Rice, herself a victim of sexual abuse, said Stop It Now's strategies focus on community-wide programs aimed at educating a wide range of adults on ways to prevent child sex abuse.
In the Penn State case, former assistant football coach Jerry Sandusky is charged with 40 criminal counts of alleged sexual abuse against eight boys over a 15-year period. He maintains his innocence, as do the two senior Penn State officials who are charged with perjury and failing to report the suspected abuse.
Penn State's longtime football coach, Joe Paterno, was told in 2002 of an alleged sexual assault by Sandusky but did not notify authorities outside the campus and was fired last week.
As alleged by Pennsylvania authorities, the Penn State case fits the common pattern of child sexual abuse in that the boys knew Sandusky through participation in a charity he founded.

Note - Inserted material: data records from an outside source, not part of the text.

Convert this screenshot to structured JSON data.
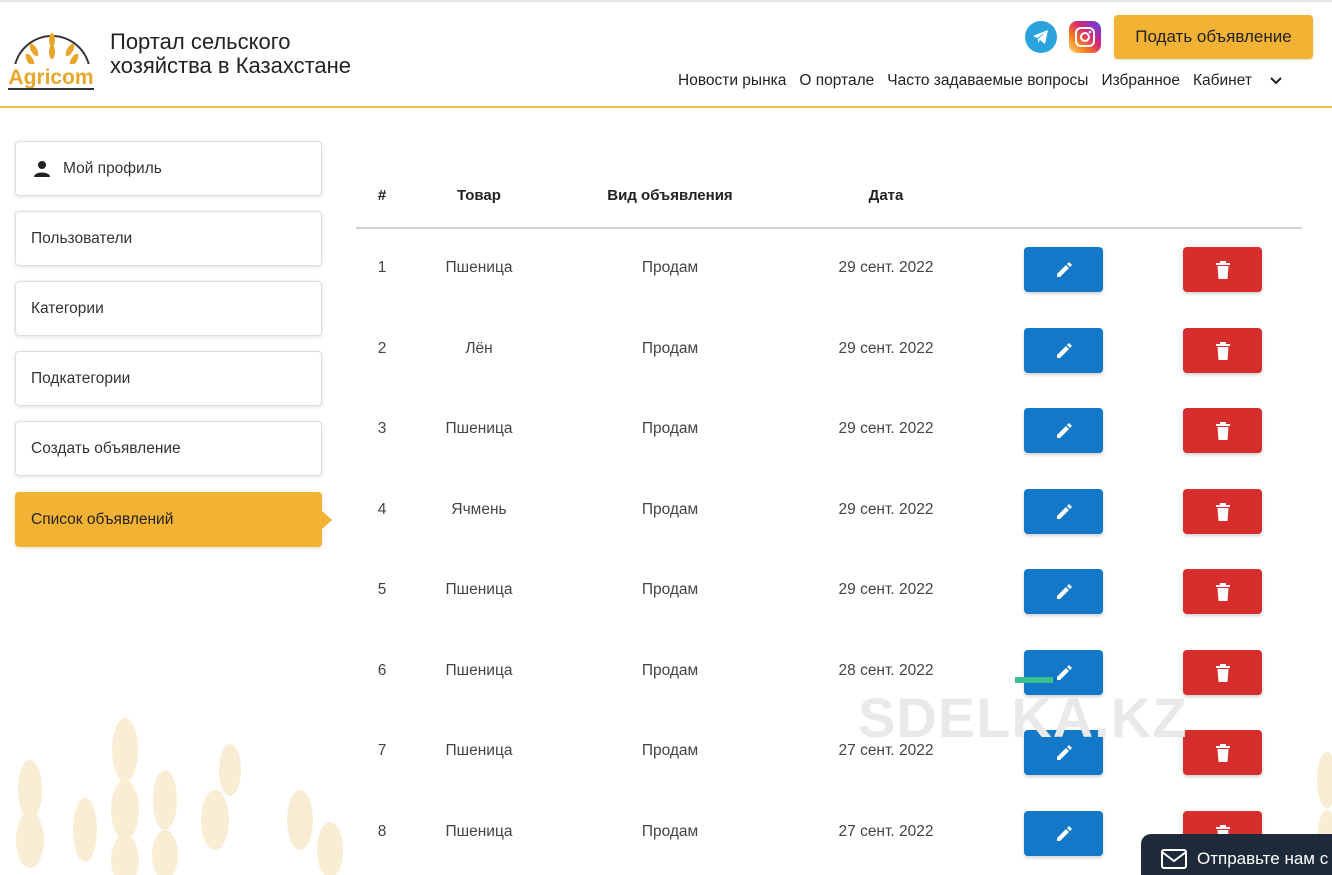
{
  "header": {
    "site_title_line1": "Портал сельского",
    "site_title_line2": "хозяйства в Казахстане",
    "logo_text": "Agricom",
    "cta_label": "Подать объявление",
    "nav": [
      "Новости рынка",
      "О портале",
      "Часто задаваемые вопросы",
      "Избранное",
      "Кабинет"
    ],
    "icons": [
      "telegram-icon",
      "instagram-icon",
      "chevron-down-icon"
    ]
  },
  "sidebar": {
    "items": [
      {
        "label": "Мой профиль",
        "icon": "person-icon",
        "active": false
      },
      {
        "label": "Пользователи",
        "active": false
      },
      {
        "label": "Категории",
        "active": false
      },
      {
        "label": "Подкатегории",
        "active": false
      },
      {
        "label": "Создать объявление",
        "active": false
      },
      {
        "label": "Список объявлений",
        "active": true
      }
    ]
  },
  "table": {
    "headers": [
      "#",
      "Товар",
      "Вид объявления",
      "Дата"
    ],
    "rows": [
      {
        "num": "1",
        "product": "Пшеница",
        "type": "Продам",
        "date": "29 сент. 2022"
      },
      {
        "num": "2",
        "product": "Лён",
        "type": "Продам",
        "date": "29 сент. 2022"
      },
      {
        "num": "3",
        "product": "Пшеница",
        "type": "Продам",
        "date": "29 сент. 2022"
      },
      {
        "num": "4",
        "product": "Ячмень",
        "type": "Продам",
        "date": "29 сент. 2022"
      },
      {
        "num": "5",
        "product": "Пшеница",
        "type": "Продам",
        "date": "29 сент. 2022"
      },
      {
        "num": "6",
        "product": "Пшеница",
        "type": "Продам",
        "date": "28 сент. 2022"
      },
      {
        "num": "7",
        "product": "Пшеница",
        "type": "Продам",
        "date": "27 сент. 2022"
      },
      {
        "num": "8",
        "product": "Пшеница",
        "type": "Продам",
        "date": "27 сент. 2022"
      }
    ],
    "row_icons": [
      "pencil-icon",
      "trash-icon"
    ]
  },
  "watermark": "SDELKA.KZ",
  "chat_widget": {
    "label": "Отправьте нам с",
    "icon": "envelope-icon"
  },
  "colors": {
    "accent": "#f2b233",
    "edit": "#1278c7",
    "delete": "#d62d2d"
  }
}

Studies suggest that only about 5 percent of child sex abuse is perpetrated by a stranger, with about 40 percent committed by family members and the rest by an acquaintance of either the child or the family.
Those demographics represent a major challenge if further inroads are to be made against child sex abuse, according to Mark Chaffin, a pediatrics professor who directs research at the University of Oklahoma's Center on Child Abuse and Neglect.
"We need to prepare for the reality of what it's like to report a loved one, a close colleague, a mentor, a boss, someone who's a key person in an institution you're invested in," Chaffin said. "Those are going to be very complex and difficult situations, yet they may be the most likely to encounter."